Across all included studies, longitudinal designs accounted for 44.9% (22/49) of studies, while 55.1% (27/49) of studies used cross-sectional designs. This distribution reflects differing study aims, with direct evidence studies more often incorporating longitudinal follow-up or intervention components, and indirect evidence studies emphasizing associative analyses.

Overall, wearable technologies contributed to prevention-oriented research both directly, by demonstrating predictive and early detection capabilities in longitudinal and interventional settings, and indirectly, by identifying behavioral and physiological markers associated with future cognitive decline. This dual contribution reflects the role of wearables as both measurement tools for preventive interventions and sources of early behavioral risk markers in dementia research.

Principal Findings

This systematic review synthesized 49 studies published since 2020 on wearable devices for the early detection and prevention of cognitive impairment and dementia. The findings are presented in 4 dimensions corresponding to the subobjectives described earlier.

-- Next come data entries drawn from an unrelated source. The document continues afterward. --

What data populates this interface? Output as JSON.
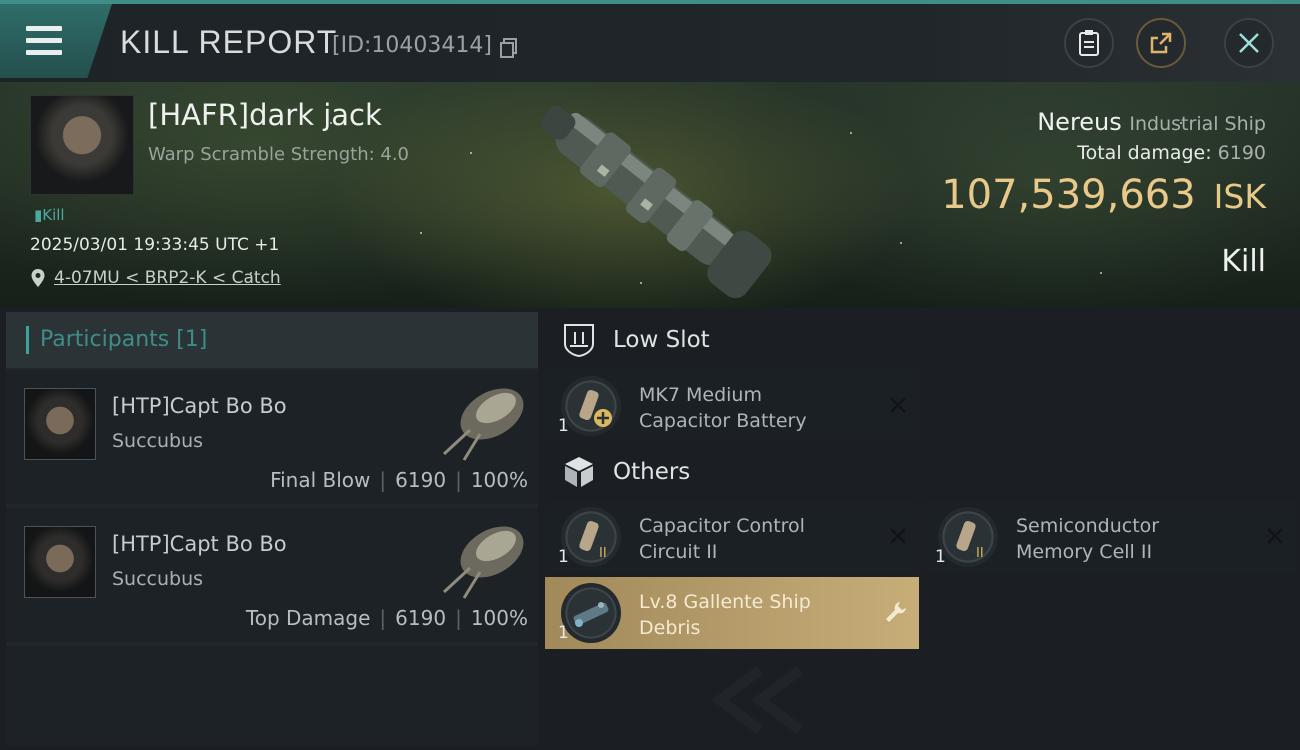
{
  "header": {
    "title": "KILL REPORT",
    "report_id": "[ID:10403414]"
  },
  "victim": {
    "name": "[HAFR]dark jack",
    "warp_scramble": "Warp Scramble Strength: 4.0",
    "kill_tag": "Kill",
    "datetime": "2025/03/01 19:33:45 UTC +1",
    "location": "4-07MU < BRP2-K < Catch",
    "ship": "Nereus",
    "ship_class": "Industrial Ship",
    "total_damage_label": "Total damage:",
    "total_damage": "6190",
    "isk_value": "107,539,663",
    "isk_unit": "ISK",
    "result": "Kill"
  },
  "participants": {
    "header": "Participants [1]",
    "rows": [
      {
        "name": "[HTP]Capt Bo Bo",
        "ship": "Succubus",
        "role": "Final Blow",
        "damage": "6190",
        "percent": "100%"
      },
      {
        "name": "[HTP]Capt Bo Bo",
        "ship": "Succubus",
        "role": "Top Damage",
        "damage": "6190",
        "percent": "100%"
      }
    ]
  },
  "sections": {
    "low_slot": {
      "title": "Low Slot",
      "items": [
        {
          "qty": "1",
          "name_line1": "MK7 Medium",
          "name_line2": "Capacitor Battery",
          "icon": "capacitor-battery-icon"
        }
      ]
    },
    "others": {
      "title": "Others",
      "items": [
        {
          "qty": "1",
          "name_line1": "Capacitor Control",
          "name_line2": "Circuit II",
          "icon": "capacitor-circuit-icon"
        },
        {
          "qty": "1",
          "name_line1": "Semiconductor",
          "name_line2": "Memory Cell II",
          "icon": "memory-cell-icon"
        },
        {
          "qty": "1",
          "name_line1": "Lv.8 Gallente Ship",
          "name_line2": "Debris",
          "icon": "ship-debris-icon"
        }
      ]
    }
  },
  "colors": {
    "accent_teal": "#3aa39a",
    "isk_gold": "#e9c98a",
    "highlight_item": "#c7ad78"
  }
}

Wearable Devices and Measurement Contexts

Research-grade actigraphy and accelerometry devices were used in most of the included studies (43/49, 87.8%), reflecting both a strong methodological emphasis on validated access to raw accelerometry data and the relative maturity of actigraphy-based approaches in this field [73,74]. Evidence from these studies was derived predominantly from observational designs, including cross-sectional and longitudinal cohorts, and was frequently assessed as having low risk of bias, particularly among cohort studies with large samples [48,53,60]. Across actigraphy-based studies, sample sizes were heterogeneous but predominantly large, with nearly four-fifths enrolling 100 participants or more, and large samples were strongly associated with low risk of bias. While research-grade devices enable robust investigation of behavioral markers associated with cognitive impairment, their limited scalability and accessibility may constrain broader clinical and public health deployment [75].

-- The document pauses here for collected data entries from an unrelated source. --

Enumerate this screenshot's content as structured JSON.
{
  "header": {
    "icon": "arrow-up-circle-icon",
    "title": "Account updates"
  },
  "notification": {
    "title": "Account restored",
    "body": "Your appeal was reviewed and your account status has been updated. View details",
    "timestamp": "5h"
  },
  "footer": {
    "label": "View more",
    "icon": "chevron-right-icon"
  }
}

In contrast, consumer-grade wearable devices were comparatively underrepresented despite their widespread adoption and potential for large-scale, longitudinal monitoring. Evidence from consumer-wearable studies was derived predominantly from cross-sectional designs and exhibited greater heterogeneity in sample size and methodological quality, with smaller studies more frequently assessed as having moderate risk of bias, reflecting restricted access to raw data and reliance on proprietary signal processing [41,68,76]. However, consumer-wearable evidence also included a small number of large cross-sectional studies assessed as having low risk of bias, indicating that methodological rigor is driven more by study scale and design than by device class alone [22,34,35]. Taken together, these findings suggest that different wearable device classes capture complementary aspects of behavior and physiology rather than interchangeable measurements, supporting the potential value of multimodal integration or purpose-driven device selection aligned with specific research or clinical objectives [76].

Wearable-Derived Features and Cognitive Outcomes

Across included studies, cognition was frequently assessed using brief global screening instruments or standardized clinical diagnostic classifications, reflecting a pragmatic choice aligned with clinical practice and the feasibility requirements of observational research. Evidence derived from commonly used cognitive measures was drawn primarily from cross-sectional and cohort designs and was frequently assessed as having low risk of bias, particularly in larger cohort studies [46,50,55,56]. While global cognitive measures facilitate standardized comparisons across heterogeneous cohorts, their limited sensitivity to subtle or domain-specific changes constrains interpretation of associations with wearable-derived features, especially in preclinical populations [77].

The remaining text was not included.